Is it just us or has Formula 1 lost some of its fire? The gulf between the cars at the front of the grid and the back is wider than the Grand Canyon, and it seems that the only way we get to enjoy pulse-raising action is when the weather gods are in a foul mood or one of the frontrunners suffers a gearbox malfunction that drops them to the back of the pack where they have to fight through the small fry.
But petrol heads are loyal. They’ve stuck by F1 despite Bernie Ecclestone’s implementation of a hoard of bizarre changes, while the engines have been stripped back and the noise quelled to a rumble rather than a roar. Fundamentally, fans want to see wheel-to-wheel action. Which is why, Nicki Shields says, Formula E – racing using only electric-powered cars – has been snowballing since its inaugural season in 2014. And it’s high time we all jumped on the bandwagon, hints the motoring presenter.
Photograph: Adam Warner
What led Nicki to Formula E?
Growing up in Twickenham, UK, Nicki first entered the world of TV broadcasting in 2012, becoming a presenter on BBC’s Escape to the Country a year later. In 2014, she was selected as the presenter and pitlane reporter for the new Formula E season on ITV, an opportunity she grabbed with both hands.
“I’m going to throw it out there and say that Formula E is better than F1, or at least equally as exciting”, says Nicki. “The beauty of our championship is that we incorporate more street circuits, which lead to brilliant racing. Our calendar features some of the most glamorous cities in the world. Think Silverstone, but in the heart of London.”

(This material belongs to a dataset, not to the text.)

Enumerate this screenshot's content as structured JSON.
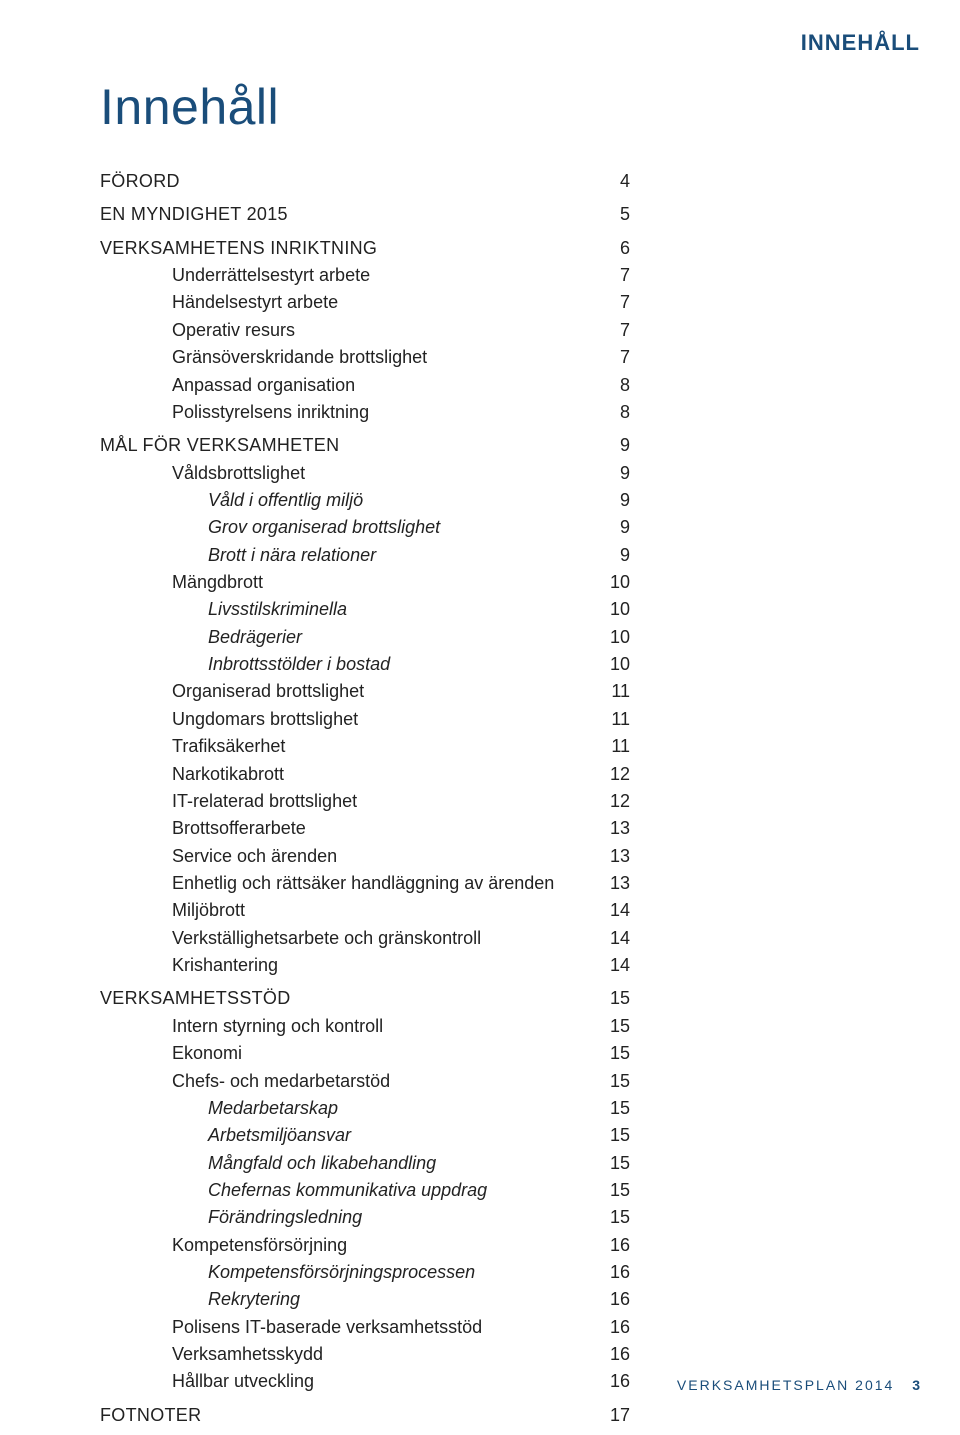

Nicki’s passion for motoring stretches back to her childhood when she used to watch racing at Brands Hatch with her father. “When I first heard about the championship, I knew I had to be involved. It mixed both my interests, cars and science.” (She studied a science-based degree at Bristol University.)
What’s the future for Formula E?
Things do look bright for Formula E. The brains behind the green sport have come up with a great way to engage new followers: Fan Boost. Essentially, fans can influence the race by casting votes on social media for their favourite driver, with the three most popular choices getting an extra surge of power at any point in the race. Popularity equals pace: simple.
“The other great aspect to the racing”, adds Nicki, “is that the cars are all quite similar in performance, which means a lot of the work boils down to the drivers. It produces great on-track action.” This in itself is music to many a petrolhead’s ears – let’s face it, we all want to see the F1 grid line up on a go-karting track to determine who the fastest driver is when on a level playing field.
With regulations stating that car emissions must be as low as a library hush by 2021, no doubt the world’s car manufacturers will be keeping a close eye on Formula E going forward, as the boundaries of science and engineering are pushed and tested. “F1 may be the pinnacle of what a car can currently do when fine-tuned,” says Nicki, “but Formula E is the pinnacle of the future, of sustainable racing.”
Final burning question: how old is Nicki Shields actually?
Despite legions of people asking, Nicki Shields’ age remains a bit of a mystery. One thing’s for sure, though: in the world of broadcasting, her sun is only rising.